Stone does not tell the truth.
It tells the story power wants remembered.

From ancient Egypt to modern America, rulers have carved their versions of events into monuments meant to outlast memory itself. Victories are exaggerated, defeats erased, atrocities reframed as destiny. Over time, repetition hardens into “history.”

Lies in Stone examines thirty monuments across three millennia to show how stone, bronze, and marble have been used as tools of propaganda. From Ramses II’s towering battle reliefs to Confederate statues, fascist architecture, revolutionary mausoleums, and modern memorials, these structures do not simply commemorate the past, they edit it.

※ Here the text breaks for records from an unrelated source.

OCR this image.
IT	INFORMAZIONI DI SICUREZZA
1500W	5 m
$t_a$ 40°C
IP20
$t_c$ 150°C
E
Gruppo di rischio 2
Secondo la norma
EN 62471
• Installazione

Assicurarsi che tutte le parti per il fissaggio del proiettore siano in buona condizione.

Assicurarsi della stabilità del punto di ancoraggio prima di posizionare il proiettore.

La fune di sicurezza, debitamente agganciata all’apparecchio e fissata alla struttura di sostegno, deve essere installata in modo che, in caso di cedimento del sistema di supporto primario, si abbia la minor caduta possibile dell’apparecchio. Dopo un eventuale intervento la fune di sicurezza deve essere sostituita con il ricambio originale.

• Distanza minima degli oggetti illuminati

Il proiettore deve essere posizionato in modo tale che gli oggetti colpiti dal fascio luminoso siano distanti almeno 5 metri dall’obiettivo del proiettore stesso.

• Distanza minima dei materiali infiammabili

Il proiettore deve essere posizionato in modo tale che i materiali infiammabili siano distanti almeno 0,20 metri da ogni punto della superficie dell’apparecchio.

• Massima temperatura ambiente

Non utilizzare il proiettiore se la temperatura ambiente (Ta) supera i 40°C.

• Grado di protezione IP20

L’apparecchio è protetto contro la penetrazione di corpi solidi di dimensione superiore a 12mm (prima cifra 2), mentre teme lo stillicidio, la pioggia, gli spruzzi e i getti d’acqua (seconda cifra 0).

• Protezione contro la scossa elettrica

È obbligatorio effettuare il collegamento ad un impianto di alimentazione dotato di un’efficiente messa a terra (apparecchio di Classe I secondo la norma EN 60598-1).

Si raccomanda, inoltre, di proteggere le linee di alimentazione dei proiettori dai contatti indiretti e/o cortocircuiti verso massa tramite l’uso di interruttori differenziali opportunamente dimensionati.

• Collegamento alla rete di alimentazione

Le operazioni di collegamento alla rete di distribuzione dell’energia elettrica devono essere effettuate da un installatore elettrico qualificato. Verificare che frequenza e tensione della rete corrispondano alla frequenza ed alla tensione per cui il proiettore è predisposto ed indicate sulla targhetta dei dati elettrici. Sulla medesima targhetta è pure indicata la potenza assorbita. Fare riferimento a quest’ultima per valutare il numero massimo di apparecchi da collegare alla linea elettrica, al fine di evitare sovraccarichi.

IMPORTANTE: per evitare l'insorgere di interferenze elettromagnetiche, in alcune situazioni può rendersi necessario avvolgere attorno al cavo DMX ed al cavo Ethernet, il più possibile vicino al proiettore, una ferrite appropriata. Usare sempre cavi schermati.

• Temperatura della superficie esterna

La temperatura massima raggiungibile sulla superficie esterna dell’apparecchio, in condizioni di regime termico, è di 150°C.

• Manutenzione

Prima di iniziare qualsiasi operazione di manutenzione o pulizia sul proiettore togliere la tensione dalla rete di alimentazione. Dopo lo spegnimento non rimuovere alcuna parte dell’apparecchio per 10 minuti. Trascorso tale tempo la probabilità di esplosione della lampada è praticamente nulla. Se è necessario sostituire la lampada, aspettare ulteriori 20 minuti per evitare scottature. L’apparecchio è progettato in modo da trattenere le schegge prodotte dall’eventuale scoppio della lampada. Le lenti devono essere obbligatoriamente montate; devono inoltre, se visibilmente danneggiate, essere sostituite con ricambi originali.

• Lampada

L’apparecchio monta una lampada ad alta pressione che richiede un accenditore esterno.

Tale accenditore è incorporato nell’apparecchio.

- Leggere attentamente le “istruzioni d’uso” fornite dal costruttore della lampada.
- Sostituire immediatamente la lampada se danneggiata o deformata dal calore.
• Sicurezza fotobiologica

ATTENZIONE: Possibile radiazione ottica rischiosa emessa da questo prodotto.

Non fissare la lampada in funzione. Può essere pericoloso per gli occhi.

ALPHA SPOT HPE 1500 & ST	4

Each chapter dissects a monument’s origin, its political purpose, and the truths it omits. Civilian slaughter disappears behind triumphal arches. Slavery vanishes beneath heroic poses. Dictators are embalmed as benevolent fathers. Even democratic societies, the book argues, are not immune to mythmaking when national identity is at stake.

This is not a call to destroy history, but to read it critically. Monuments are not neutral artifacts. They are arguments made permanent, designed to shape memory, loyalty, and silence.

Clear-eyed, accessible, and rigorously grounded, Lies in Stone teaches readers how to see monuments not as timeless truths, but as carefully constructed stories, and how time, context, and power decide which stories get to stand.